The drawing depicts a woman in a red Alexander Wang dress and blue prison socks. A thought bubble next to her reads: “Send bitcoin.” The chair in which she sits has “Wanted” written on its back.
The woman is Anna Sorokin – the notorious fake German heiress whose scams of high society were exposed in a Vanity Fair article and then turned into the hit Netflix drama Inventing Anna – and the drawing is part of a group art show in a Lower East Side museum that showcases her work. Kind of.
Until the end of March, the show – Free Anna Delvey, a reference to the faux heiress’s preferred surname – is displaying drawings and other artworks, mostly by 33 artists who claim to have been “inspired” by Sorokin’s story.

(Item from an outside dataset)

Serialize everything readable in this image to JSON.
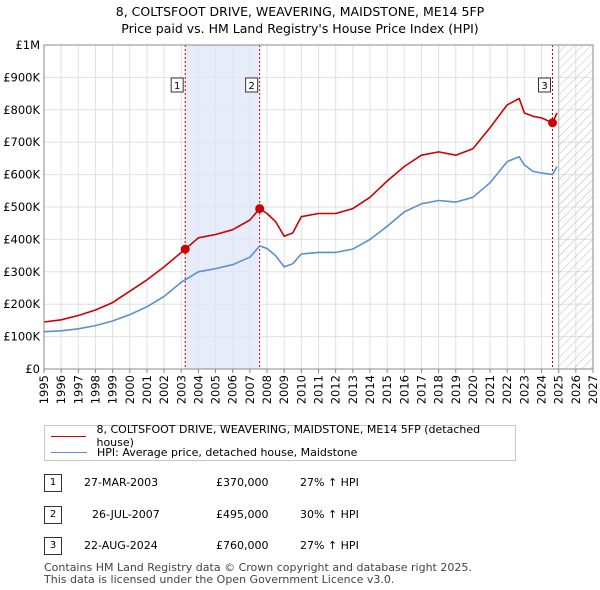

It also includes five of Sorokin’s own 22x30in pencil and acrylic drawings, made while she was in jail – though, as so often in the past with Sorokin, that’s not quite true, given that the drawings were in fact reproduced on large-print watercolor paper by Alfred Martinez, the show’s co-curator.
“If she’s gonna get someone to copy her artwork, it’s good she got a Basquiat forger to do it,” Martinez told Insider, referencing the fact that in the early 2000s he spent two years in jail for selling Basquiat paintings he’d forged.
Julia Morrison, the show’s other co-curator, told the New York Times that she initially discovered Sorokin’s drawings while browsing Instagram. “No one is just a villain, or just a hero,” said Morrison, an artist whose own claim to infamy is minting NFTs of screenshotted messages of sex slavery and cannibalism that she said the actor Armie Hammer had sent her.
Morrison said she identified closely with Sorokin’s story because her own mother had served time in an immigration detention facility. Sorokin is being detained by Ice after completing a four-year prison sentence for second-degree grand larceny, theft of services and first-degree attempted grand larceny.
The Netflix documentary, which depicts Sorokin’s rise and fall as a con artist in New York City, did not apparently meet with Sorokin’s approval despite reports she was paid six figures to consult on the show. “That superglam portrayal of me in the Netflix series is not that accurate,” she told the New York Times, adding that she wanted the Free Anna Delvey art show – which she helped coordinate and produce from her detention cell – to give the public a look into “her side of the story”, as Martinez told Forbes.
“Art is only partly about talent and determination and even more so about the artist’s ability to demand attention through their personality and story. And this is where she really shines,” he said.
Anna’s reproduced sketches are priced at $10,000 each. She claims that 15% of the sale price of one of the drawings will be donated to a children’s charity. According to Martinez, 25% of the show’s proceeds will go towards Sorokin’s legal defense.
Sorokin’s legal team is fighting her deportation. Earlier this month, her lawyer filed a last-minute appeal to immigration authorities, hours before she was scheduled to be deported to Germany, citing “serious health issues”. Sorokin was granted emergency consideration.
She has since sued ICE, with the help of the American Civil Liberties Union (ACLU), claiming she caught Covid-19 while in detention after Ice officials allegedly denied her requests for a vaccine booster shot.